Resistance of oncolytic Ad expressing p53VPΔ30 to E1B 55kD- and Mdm2-mediated negative regulation. (a) U343 cells were infected with Ad-mΔ19/p53 or Ad-mΔ19/p53VP (MOI, 1). Twenty-four hours postinfection, cell lysate was analyzed by Western blot with antibodies against p53; β-actin was used as an internal control. (b) SJSA cells were infected with Ad-mΔ19/p53 or Ad-mΔ19/p53VPΔ30 (MOI, 1). Twenty-four hours after infection, the cell lysate was first immunoprecipitated with anti-Mdm2 monoclonal antibody, and analyzed by Western blot with anti-p53 monoclonal antibody.

FIG. 8.

Tumor growth suppression and survival benefit by Ad-mΔ19/p53VPΔ30 in U343 human cancer xenografts established in male athymic nude mice.
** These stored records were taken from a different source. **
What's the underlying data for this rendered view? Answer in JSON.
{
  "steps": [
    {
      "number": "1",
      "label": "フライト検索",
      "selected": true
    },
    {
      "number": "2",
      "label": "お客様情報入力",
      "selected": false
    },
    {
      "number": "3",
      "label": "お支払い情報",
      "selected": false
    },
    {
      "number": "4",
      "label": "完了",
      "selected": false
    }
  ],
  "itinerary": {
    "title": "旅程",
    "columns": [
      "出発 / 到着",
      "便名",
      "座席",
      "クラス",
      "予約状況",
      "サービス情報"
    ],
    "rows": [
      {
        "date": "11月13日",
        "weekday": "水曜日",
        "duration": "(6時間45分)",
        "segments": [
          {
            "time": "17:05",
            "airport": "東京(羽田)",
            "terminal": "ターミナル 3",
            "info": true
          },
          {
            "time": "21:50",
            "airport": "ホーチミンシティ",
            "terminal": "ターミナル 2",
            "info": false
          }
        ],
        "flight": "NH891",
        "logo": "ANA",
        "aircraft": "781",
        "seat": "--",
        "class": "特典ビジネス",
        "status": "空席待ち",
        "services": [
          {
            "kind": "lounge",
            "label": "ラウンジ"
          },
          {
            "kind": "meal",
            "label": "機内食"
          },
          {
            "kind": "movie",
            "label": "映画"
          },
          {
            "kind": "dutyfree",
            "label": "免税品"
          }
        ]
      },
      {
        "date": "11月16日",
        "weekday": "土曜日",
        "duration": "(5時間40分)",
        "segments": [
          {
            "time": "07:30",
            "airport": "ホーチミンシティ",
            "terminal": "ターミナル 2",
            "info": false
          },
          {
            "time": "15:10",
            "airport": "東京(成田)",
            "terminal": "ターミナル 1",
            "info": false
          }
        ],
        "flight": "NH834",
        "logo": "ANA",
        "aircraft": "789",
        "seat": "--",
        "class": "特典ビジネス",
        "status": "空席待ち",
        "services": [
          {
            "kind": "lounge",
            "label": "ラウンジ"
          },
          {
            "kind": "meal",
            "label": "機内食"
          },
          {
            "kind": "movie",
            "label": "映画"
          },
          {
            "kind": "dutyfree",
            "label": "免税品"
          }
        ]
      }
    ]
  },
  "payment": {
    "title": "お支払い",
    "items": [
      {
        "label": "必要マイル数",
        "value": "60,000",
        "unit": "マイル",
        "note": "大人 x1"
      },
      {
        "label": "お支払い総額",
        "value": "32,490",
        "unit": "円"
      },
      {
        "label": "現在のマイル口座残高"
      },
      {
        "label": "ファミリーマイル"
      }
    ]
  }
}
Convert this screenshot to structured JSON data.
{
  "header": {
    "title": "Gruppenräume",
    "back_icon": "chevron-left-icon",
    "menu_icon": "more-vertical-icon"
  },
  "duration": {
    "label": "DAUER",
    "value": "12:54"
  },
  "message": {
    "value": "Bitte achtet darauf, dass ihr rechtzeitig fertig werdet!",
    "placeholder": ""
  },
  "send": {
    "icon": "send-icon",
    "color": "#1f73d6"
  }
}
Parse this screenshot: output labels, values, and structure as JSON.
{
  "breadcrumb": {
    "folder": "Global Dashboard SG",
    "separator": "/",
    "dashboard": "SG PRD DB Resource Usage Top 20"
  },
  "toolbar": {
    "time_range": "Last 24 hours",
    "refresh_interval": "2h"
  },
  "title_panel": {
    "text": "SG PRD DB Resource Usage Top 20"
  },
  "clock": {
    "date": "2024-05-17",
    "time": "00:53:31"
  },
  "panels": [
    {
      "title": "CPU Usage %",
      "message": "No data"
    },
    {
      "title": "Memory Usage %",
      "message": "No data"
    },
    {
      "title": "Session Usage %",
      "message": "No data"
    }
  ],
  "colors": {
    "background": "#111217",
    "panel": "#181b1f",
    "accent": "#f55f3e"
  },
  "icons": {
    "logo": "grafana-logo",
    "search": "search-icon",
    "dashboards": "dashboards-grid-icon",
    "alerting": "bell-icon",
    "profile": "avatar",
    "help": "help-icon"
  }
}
Subcutaneous tumors derived from U343 cells were treated with Ad-mΔ19/p53 or Ad-mΔ19/p53VPΔ30 (2×10⁷ PFU); negative controls were treated with PBS. (a) Tumor volume was measured every 2 days after treatment. The arrow indicates when treatments were administered. Results are expressed as means±SEM (each group, n=6). (b) Survival curve. The percentage of surviving mice was determined by monitoring tumor growth-related events (tumor size >2000 mm³) over a period of 65 days. *p<0.05.